# group project: left out of groups



## tribute311 (Apr 8, 2008)

i have this class im taking. anyways, last week the prof told us to form groups of 4-6. of course, being shy, i couldn't do it. of course, people have their clicks ready and form their own groups. i did ask a couple friends (by friend i mean, the 2 only people i talk to in class), but their groups were apparently full. so im left without a group for this big project thats worth pretty much the whole grade of the class. there is also homework due tomorrow for the groups. so basically, i have no group and i cant do the homework since i have no group. i'm a loser. what should i do?
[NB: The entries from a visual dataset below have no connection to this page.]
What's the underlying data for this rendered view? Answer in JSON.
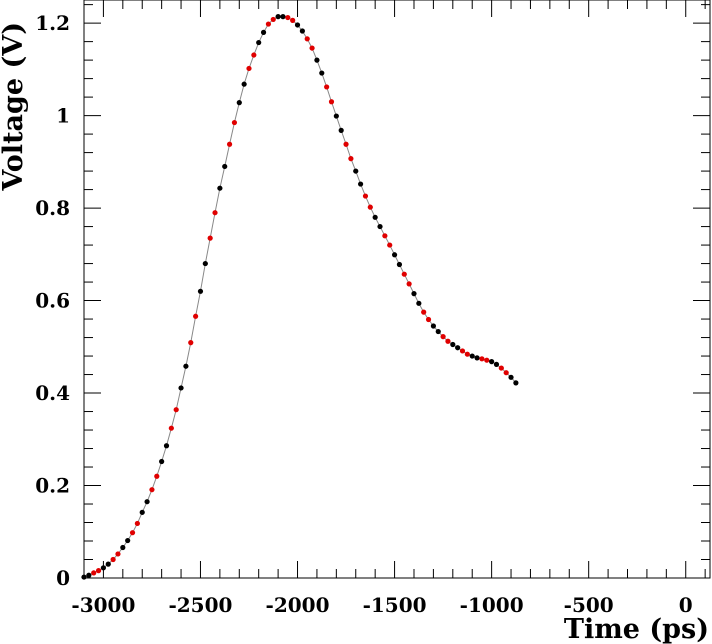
{
  "chart_data": {
    "type": "scatter",
    "title": "",
    "xlabel": "Time (ps)",
    "ylabel": "Voltage (V)",
    "xlim": [
      -3100,
      125
    ],
    "ylim": [
      0,
      1.25
    ],
    "x_ticks": [
      -3000,
      -2500,
      -2000,
      -1500,
      -1000,
      -500,
      0
    ],
    "y_ticks": [
      0,
      0.2,
      0.4,
      0.6,
      0.8,
      1,
      1.2
    ],
    "x_tick_labels": [
      "-3000",
      "-2500",
      "-2000",
      "-1500",
      "-1000",
      "-500",
      "0"
    ],
    "y_tick_labels": [
      "0",
      "0.2",
      "0.4",
      "0.6",
      "0.8",
      "1",
      "1.2"
    ],
    "grid": false,
    "line_color": "#888888",
    "marker_colors": [
      "#000000",
      "#e00000"
    ],
    "series": [
      {
        "x_start": -3100,
        "x_step": 25,
        "marker_color_pattern": "alternating black and red, groups of two",
        "y": [
          0.002,
          0.006,
          0.011,
          0.016,
          0.022,
          0.03,
          0.04,
          0.052,
          0.066,
          0.081,
          0.098,
          0.118,
          0.142,
          0.165,
          0.191,
          0.22,
          0.252,
          0.286,
          0.324,
          0.364,
          0.411,
          0.458,
          0.509,
          0.566,
          0.62,
          0.68,
          0.735,
          0.79,
          0.843,
          0.89,
          0.938,
          0.985,
          1.028,
          1.068,
          1.102,
          1.131,
          1.158,
          1.18,
          1.198,
          1.208,
          1.214,
          1.214,
          1.212,
          1.206,
          1.196,
          1.183,
          1.166,
          1.146,
          1.12,
          1.092,
          1.062,
          1.03,
          0.999,
          0.968,
          0.938,
          0.907,
          0.88,
          0.852,
          0.826,
          0.802,
          0.78,
          0.76,
          0.74,
          0.72,
          0.699,
          0.678,
          0.657,
          0.636,
          0.615,
          0.594,
          0.575,
          0.559,
          0.545,
          0.533,
          0.522,
          0.512,
          0.505,
          0.498,
          0.491,
          0.484,
          0.48,
          0.476,
          0.474,
          0.471,
          0.468,
          0.462,
          0.454,
          0.444,
          0.434,
          0.422
        ]
      }
    ]
  }
}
I NEED HELP lollll

1st thing i can do: email the professor, and tell him i have no group. hopefully hell force me in some group. thats embarassing tho, but might have to do it.

2nd: email the class roster and ask if their are any spots left in any groups. i fear being ignored though.

3rd: ask people before class tomorrow, but they'll probably reject me since theyve already done the homework assignment and stuff.

god i feel like such a loser. this type of stuff only happens to me.


----------



## GunnyHighway (Sep 28, 2010)

To be honest I think it's better to be forced into a group rather than have your grade suffer. 
And trust me, it's not just you. I don't think I've ever been in a group by choice.


----------



## tribute311 (Apr 8, 2008)

so you think i should just email the profesor???


----------



## GunnyHighway (Sep 28, 2010)

I think it's better getting a group sooner than later. Going to the professor may turn out to be quicker and easier. Emailing the whole roster may work as well, but who knows what kind of response you'd get from that.


----------



## tribute311 (Apr 8, 2008)

Yeah i see your point. I want to email the professor. It will be embarassing though, because he doesn't know the groups yet, so he'll most likely announce it in class and force some group to take me.

Despite that, you are probably right. At least, I will have a group...


----------



## nycdude (Mar 20, 2010)

tribute311 said:


> Yeah i see your point. I want to email the professor. It will be embarassing though, because he doesn't know the groups yet, so he'll most likely announce it in class and force some group to take me.
> 
> Despite that, you are probably right. At least, I will have a group...


I agree, go with the 1st option.


----------